Cyril Musila, Paris, février 2002
Les défis des négociations d’Arusha
Une chance pour la paix au Burundi.
Depuis l’indépendance du Burundi en 1962, la question du partage du pouvoir et l’instauration d’un régime représentatif des opinions de la population a toujours été au centre des débats et à l’origine des tragédies qui ont émaillé l’histoire de ce pays. Pour garder la totalité du pouvoir et pour ne pas avoir à le partager, l’élite politique – notamment celle qui tient les rênes du pouvoir depuis 1962 – a installé une politique d’élimination systématique de toute forme d’opposition. La violence est la méthode utilisée pour exécuter cette politique. Progressivement, cette même élite a désintégré la nation burundaise et porté un préjudice à l’unité nationale ainsi qu’à l’identité commune des Burundais.
Cette désintégration a été illustrée par les massacres de 1972 et surtout symbolisée par l’assassinat en octobre 1993 du premier président burundais démocratiquement élu. Cet assassinat signifie clairement le refus du changement et de l’alternance dans la gestion du pouvoir. Et depuis cette date, le Burundi est entré dans une guerre civile dont l’issue de résolution est incertaine.
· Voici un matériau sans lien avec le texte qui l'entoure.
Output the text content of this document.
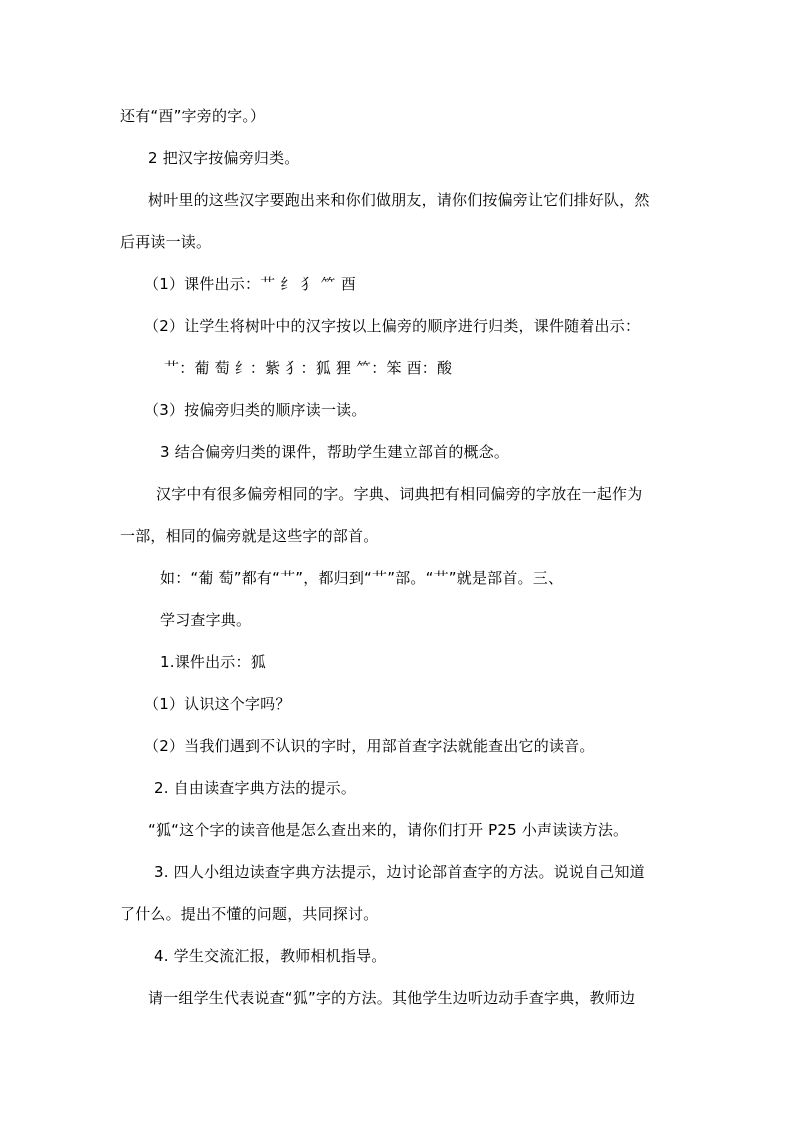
还有“酉”字旁的字。）
2 把汉字按偏旁归类。
树叶里的这些汉字要跑出来和你们做朋友，请你们按偏旁让它们排好队，然
后再读一读。
（1）课件出示：艹 纟 犭 ⺮ 酉
（2）让学生将树叶中的汉字按以上偏旁的顺序进行归类，课件随着出示：
艹：葡 萄 纟：紫 犭：狐 狸 ⺮：笨 酉：酸
（3）按偏旁归类的顺序读一读。
3 结合偏旁归类的课件，帮助学生建立部首的概念。
汉字中有很多偏旁相同的字。字典、词典把有相同偏旁的字放在一起作为
一部，相同的偏旁就是这些字的部首。
如：“葡 萄”都有“艹”，都归到“艹”部。“艹”就是部首。三、
学习查字典。
1.课件出示：狐
（1）认识这个字吗？
（2）当我们遇到不认识的字时，用部首查字法就能查出它的读音。
2. 自由读查字典方法的提示。
“狐“这个字的读音他是怎么查出来的，请你们打开 P25 小声读读方法。
3. 四人小组边读查字典方法提示，边讨论部首查字的方法。说说自己知道
了什么。提出不懂的问题，共同探讨。
4. 学生交流汇报，教师相机指导。
请一组学生代表说查“狐”字的方法。其他学生边听边动手查字典，教师边
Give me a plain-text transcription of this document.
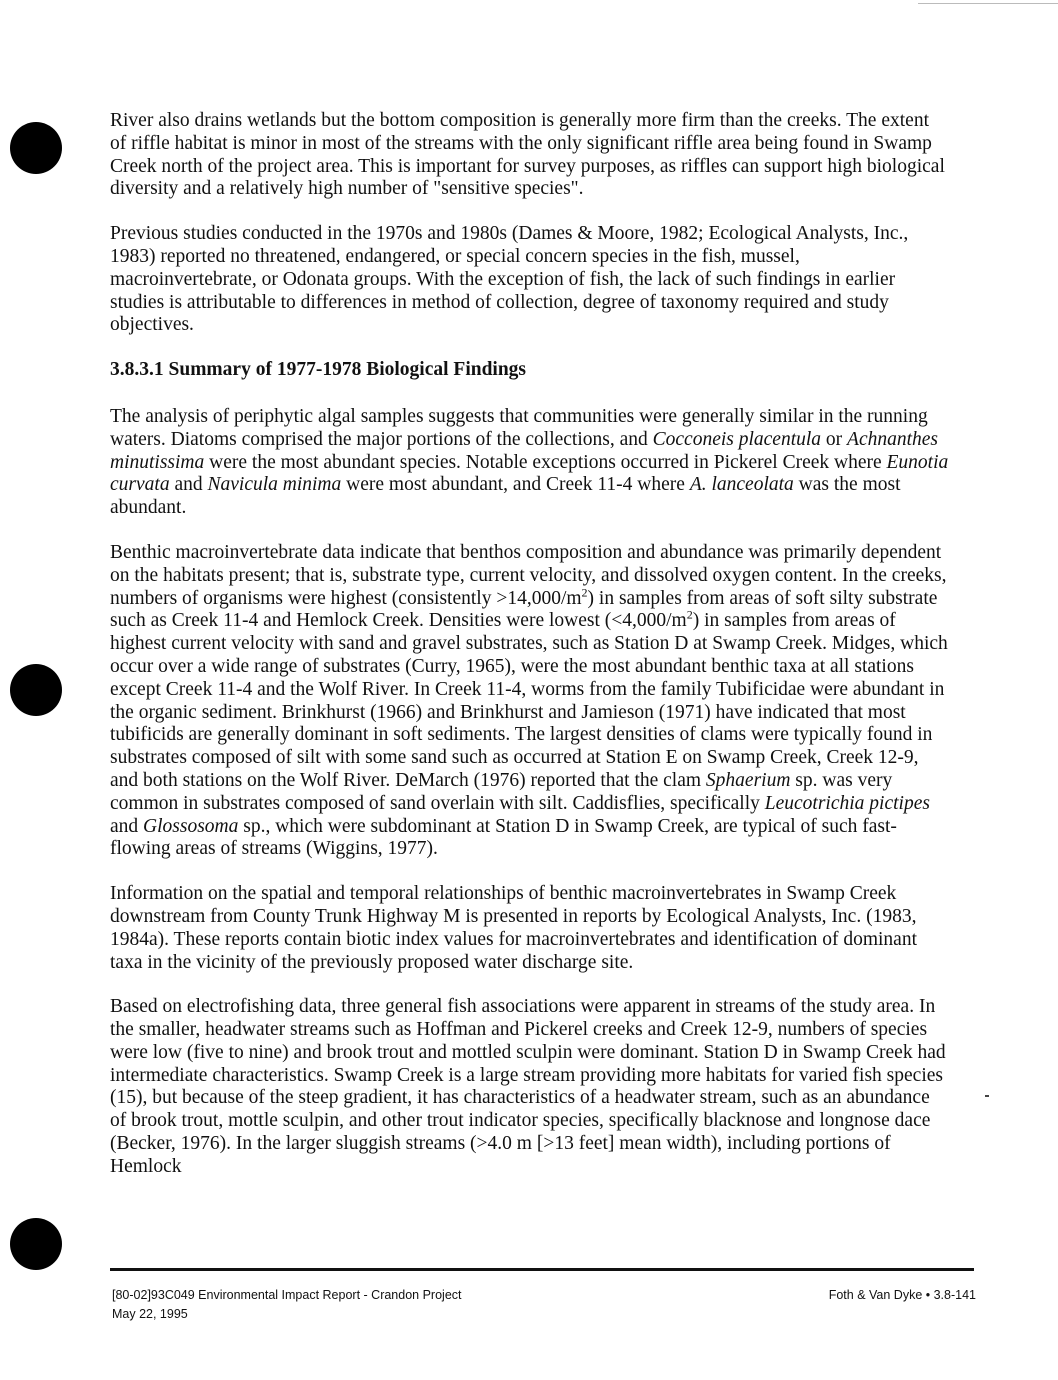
River also drains wetlands but the bottom composition is generally more firm than the creeks. The extent of riffle habitat is minor in most of the streams with the only significant riffle area being found in Swamp Creek north of the project area. This is important for survey purposes, as riffles can support high biological diversity and a relatively high number of "sensitive species".

Previous studies conducted in the 1970s and 1980s (Dames & Moore, 1982; Ecological Analysts, Inc., 1983) reported no threatened, endangered, or special concern species in the fish, mussel, macroinvertebrate, or Odonata groups. With the exception of fish, the lack of such findings in earlier studies is attributable to differences in method of collection, degree of taxonomy required and study objectives.

3.8.3.1 Summary of 1977-1978 Biological Findings

The analysis of periphytic algal samples suggests that communities were generally similar in the running waters. Diatoms comprised the major portions of the collections, and Cocconeis placentula or Achnanthes minutissima were the most abundant species. Notable exceptions occurred in Pickerel Creek where Eunotia curvata and Navicula minima were most abundant, and Creek 11-4 where A. lanceolata was the most abundant.

Benthic macroinvertebrate data indicate that benthos composition and abundance was primarily dependent on the habitats present; that is, substrate type, current velocity, and dissolved oxygen content. In the creeks, numbers of organisms were highest (consistently $>14,000/m^2$) in samples from areas of soft silty substrate such as Creek 11-4 and Hemlock Creek. Densities were lowest $(<4,000/m^2)$ in samples from areas of highest current velocity with sand and gravel substrates, such as Station D at Swamp Creek. Midges, which occur over a wide range of substrates (Curry, 1965), were the most abundant benthic taxa at all stations except Creek 11-4 and the Wolf River. In Creek 11-4, worms from the family Tubificidae were abundant in the organic sediment. Brinkhurst (1966) and Brinkhurst and Jamieson (1971) have indicated that most tubificids are generally dominant in soft sediments. The largest densities of clams were typically found in substrates composed of silt with some sand such as occurred at Station E on Swamp Creek, Creek 12-9, and both stations on the Wolf River. DeMarch (1976) reported that the clam Sphaerium sp. was very common in substrates composed of sand overlain with silt. Caddisflies, specifically Leucotrichia pictipes and Glossosoma sp., which were subdominant at Station D in Swamp Creek, are typical of such fast-flowing areas of streams (Wiggins, 1977).

Information on the spatial and temporal relationships of benthic macroinvertebrates in Swamp Creek downstream from County Trunk Highway M is presented in reports by Ecological Analysts, Inc. (1983, 1984a). These reports contain biotic index values for macroinvertebrates and identification of dominant taxa in the vicinity of the previously proposed water discharge site.

Based on electrofishing data, three general fish associations were apparent in streams of the study area. In the smaller, headwater streams such as Hoffman and Pickerel creeks and Creek 12-9, numbers of species were low (five to nine) and brook trout and mottled sculpin were dominant. Station D in Swamp Creek had intermediate characteristics. Swamp Creek is a large stream providing more habitats for varied fish species (15), but because of the steep gradient, it has characteristics of a headwater stream, such as an abundance of brook trout, mottle sculpin, and other trout indicator species, specifically blacknose and longnose dace (Becker, 1976). In the larger sluggish streams (>4.0 m [>13 feet] mean width), including portions of Hemlock

[80-02]93C049 Environmental Impact Report - Crandon Project
May 22, 1995
Foth & Van Dyke • 3.8-141
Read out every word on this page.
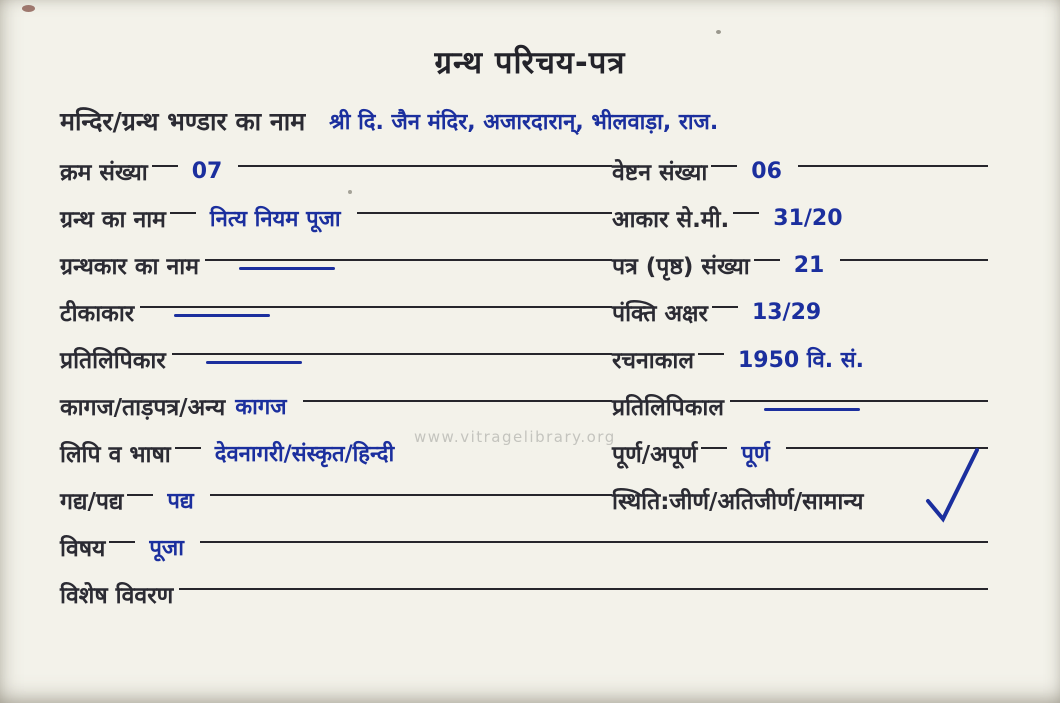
ग्रन्थ परिचय-पत्र
मन्दिर/ग्रन्थ भण्डार का नाम श्री दि. जैन मंदिर, अजारदारान्, भीलवाड़ा, राज.
क्रम संख्या 07	वेष्टन संख्या 06
ग्रन्थ का नाम नित्य नियम पूजा	आकार से.मी. 31/20
ग्रन्थकार का नाम	पत्र (पृष्ठ) संख्या 21
टीकाकार	पंक्ति अक्षर 13/29
प्रतिलिपिकार	रचनाकाल 1950 वि. सं.
कागज/ताड़पत्र/अन्य कागज	प्रतिलिपिकाल
लिपि व भाषा देवनागरी/संस्कृत/हिन्दी	पूर्ण/अपूर्ण पूर्ण
गद्य/पद्य पद्य	स्थिति:जीर्ण/अतिजीर्ण/सामान्य
विषय पूजा
विशेष विवरण
www.vitragelibrary.org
Mais depuis la même année aussi, des pourparlers de paix entre Burundais continuent d’avoir lieu à Arusha, en Tanzanie, pour sortir le pays de cette guerre civile. Pourtant, il manque chez un bon nombre de négociateurs une réelle volonté d’engager un véritable dialogue à la hauteur de la crise et du désir général de paix. Cette réticence à œuvrer dans le sens de trouver une issue pacifique se manifeste par une logique qui consiste à « ruser, pour continuer, comme par le passé, à reproduire dans la société burundaise un ordre caractérisé par un pouvoir violent, non démocratique » et sourd devant les douleurs de son peuple, comme l’affirme un Burundais.
Evidemment, le défi central est celui du partage du pouvoir qu’une clique, notamment des militaires et une partie de l’élite, détient sans concession en dépit des contestations pacifiques de la société civile ou armées des mouvements rebelles. Cette question se répercute sur les négociations d’Arusha où les positions des rebelles et du gouvernement ont tendance à rester figées, compromettant ainsi toute idée de résolution pacifique du conflit. Ce que veulent les Burundais c’est sans aucun doute la paix, mais c’est aussi des hommes et des femmes dûment mandatés par le peuple pour veiller au bien de tous, pour garantir la paix sociale et la sécurité de chacun. Bref, un climat de paix qu’une élite qu’il a choisie et qui le représente puisse entretenir. Ce désir est pour l’instant resté imaginaire, dans l’ordre du rêve.
Cependant avec la relance des négociations d’Arusha, sous la houlette de l’illustre ancien président sud-africain Nelson Mandela, des espoirs réels ont été donnés au peuple burundais. Cette présence d’une personnalité qui a réussi à amorcer un tournant pacifique dans un Etat sud-africain longtemps miné par les violences de l’apartheid ne dispense pas les négociateurs burundais de se surpasser pour faire aboutir ces négociations. Ils ont la grande responsabilité devant leur peuple et la communauté internationale de donner une chance à la paix au Burundi.